Wednesday, November 4, 2009

Depression/Coincidence/Travel


Not long after reading the news of Claude Levy-Strauss' death yesterday, I came to a passage in Ryszard Kapusciniski's book "The Soccer War" that reminded me of how ideas coincide (for me, not in a Jungian sense, but rather in that sense that grows out of lots and lots of reading coupled with coincidence):

"In Lagos, when I was ill, I read through Tristes Tropiques. Claude Levi-Srauss has been staying in the Brazilian jungles, carrying out ethnographic research among the Indian tribes. He is running into difficulties and resistance from the Indians; he is discouraged and exhausted.
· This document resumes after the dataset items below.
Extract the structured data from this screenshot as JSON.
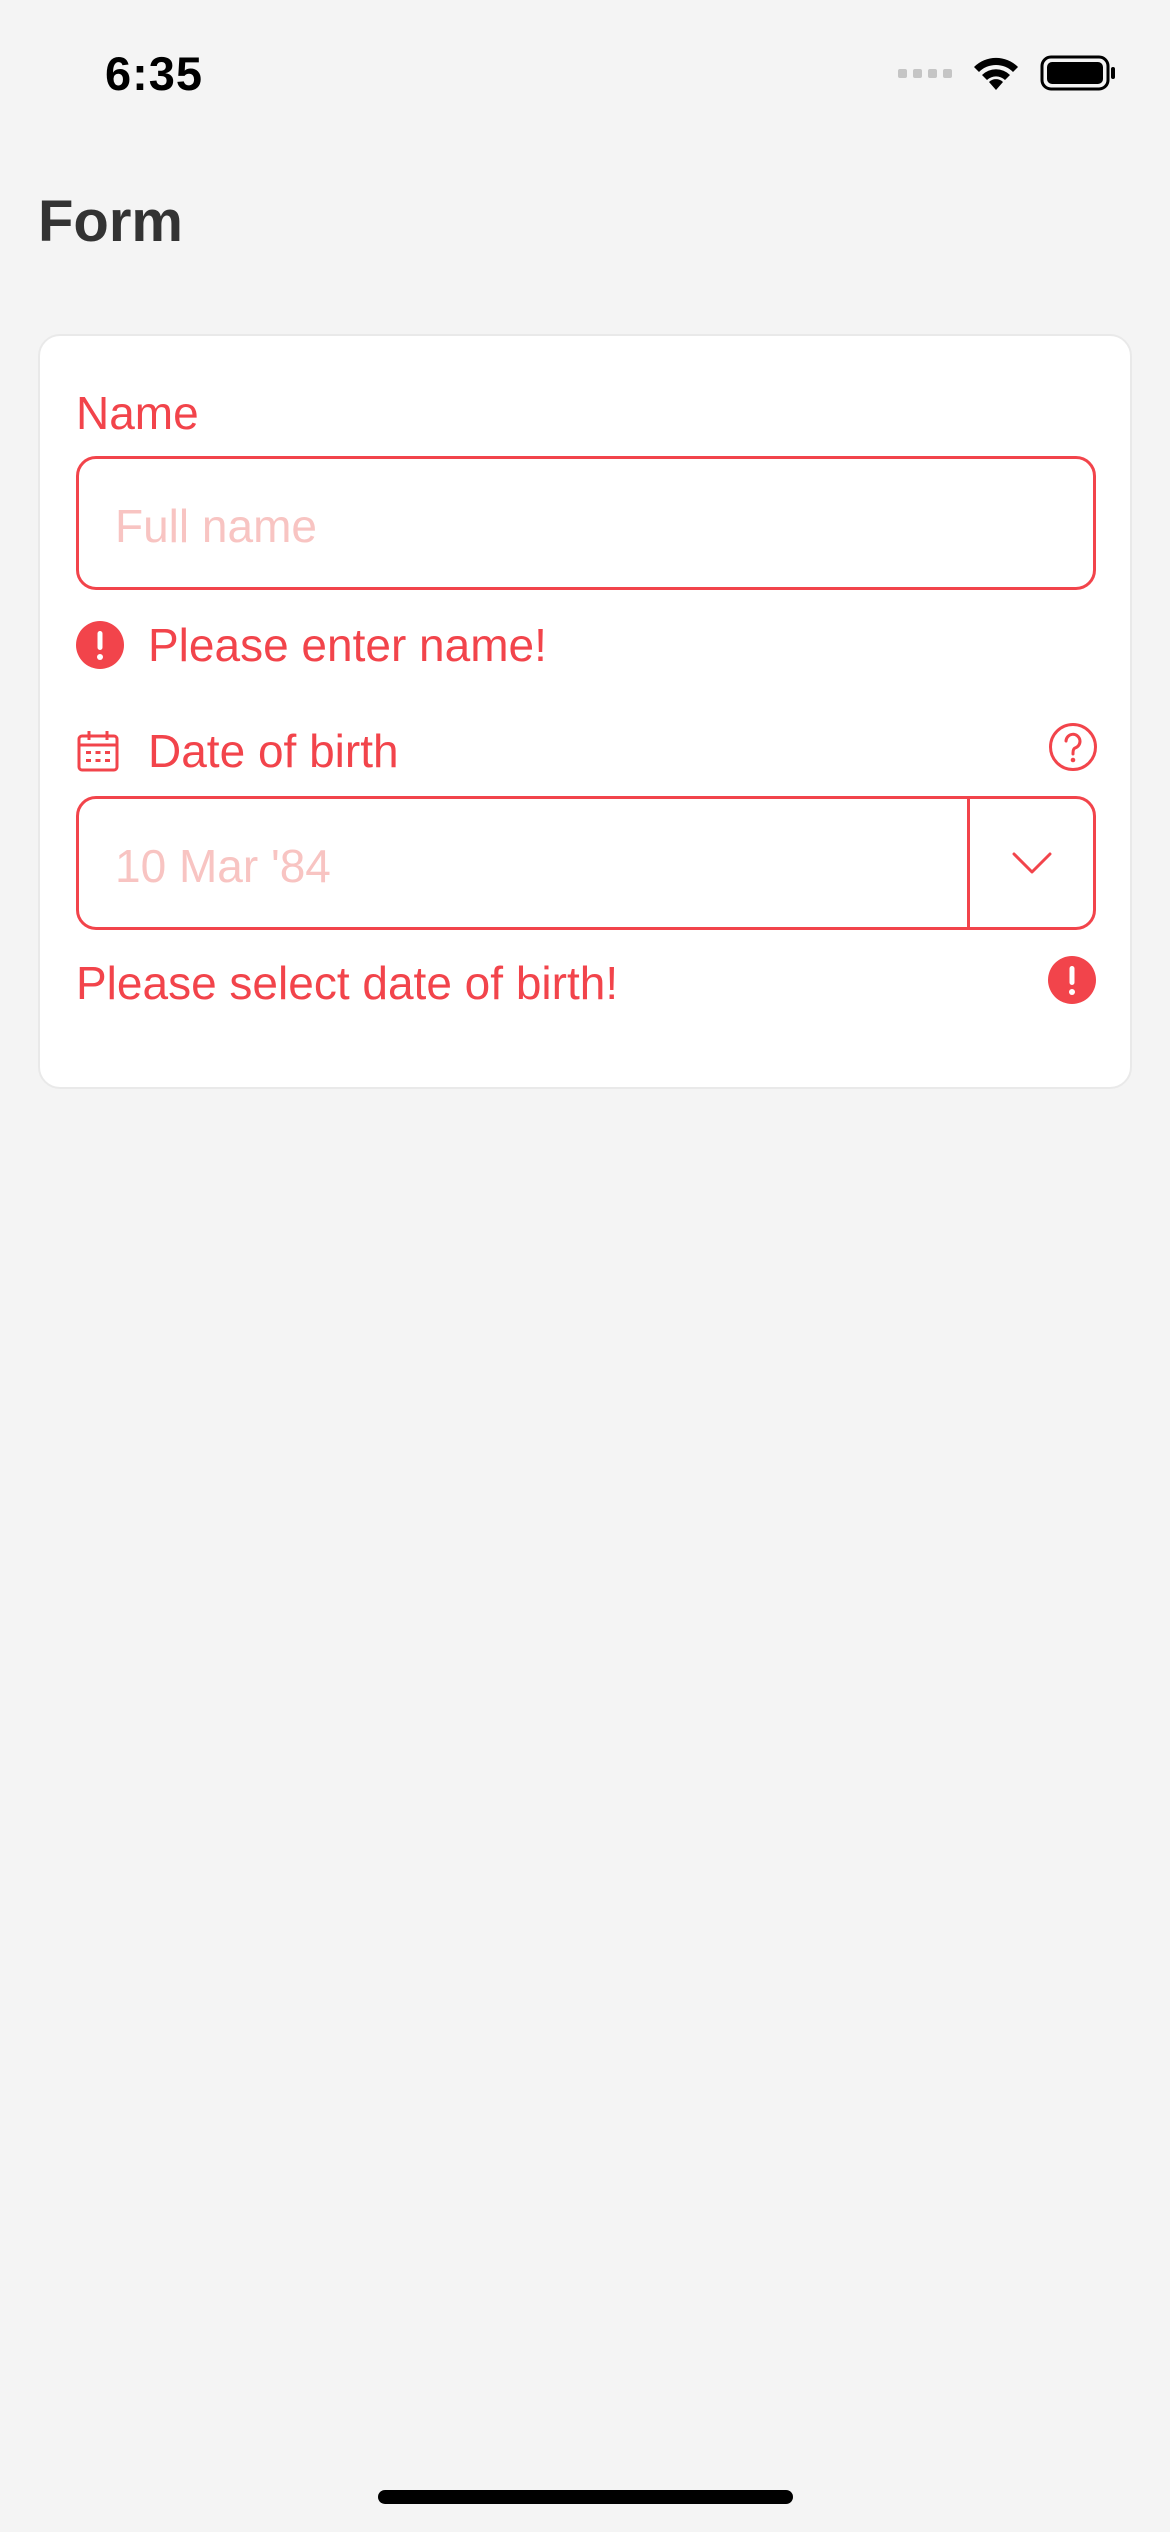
{
  "status_bar": {
    "time": "6:35"
  },
  "header": {
    "title": "Form"
  },
  "form": {
    "name_field": {
      "label": "Name",
      "placeholder": "Full name",
      "error": "Please enter name!"
    },
    "dob_field": {
      "label": "Date of birth",
      "placeholder": "10 Mar '84",
      "error": "Please select date of birth!"
    }
  },
  "colors": {
    "error": "#f2444b",
    "placeholder": "#f8c4c2",
    "background": "#f4f4f4",
    "title": "#333333"
  },
  "icons": {
    "calendar": "calendar-icon",
    "help": "question-circle-icon",
    "error": "exclamation-circle-icon",
    "dropdown": "chevron-down-icon"
  }
}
Above all, he asks himself questions. Why has he come here? With what hopes or what objectives? Is this a normal occupation like any other profession, the only difference being that the office of laboratory is separated from the practitioner's home by a distance of several thousand kilometres? Or does it result from a more radical choice, which implies that the anthropologist is calling into question the system in which he was born and brought up? It was now nearly five years since I had left France and interrupted my university career. . . . . By whom or by what had I been impelled to disrupt the normal course of my existence? . . . Did my decision express a deep-seated incompatibility with my social setting so that, whatever happened, I would inevitably live in a state of ever greater estrangement from it? Through a remarkable paradox, my life of adventure, instead of opening up a new world to me, had the effect rather of bringing me back to the old one, and the world I had been looking for disintegrated in my grasp. . . . Travelling through regions upon which few eyes had gazed, sharing the existence of communities whose poverty was the price -- paid in the first instance by them -- for my being able to go back thousands of years in time, I was no longer fully aware of either world. What came to me were fleeting visions of the french countryside I had cut myself off from, or snatches of music and poetry which were the most conventional expressions of a culture which I must convince myself I had renounced, if I were not to belie the direction I had given to my life. 

Kapuscinski writes about his own depression, about depression that befalls him in the tropics: "the depression torments you and you try to free yourself of it. But the requisite strength is not born in a moment. It takes time to accumulate it in sufficient quantity to overcome the depression. You drink beer and wait for that blessed moment. . . . Describe other behaviour from periods of depression. Physiological changes in chronic states: the slumber of cortical cells, the numbness in the fingertips, the loss of sensitivity to solours and the general dulling of vision, the transient loss of hearing. There would be a lot to say."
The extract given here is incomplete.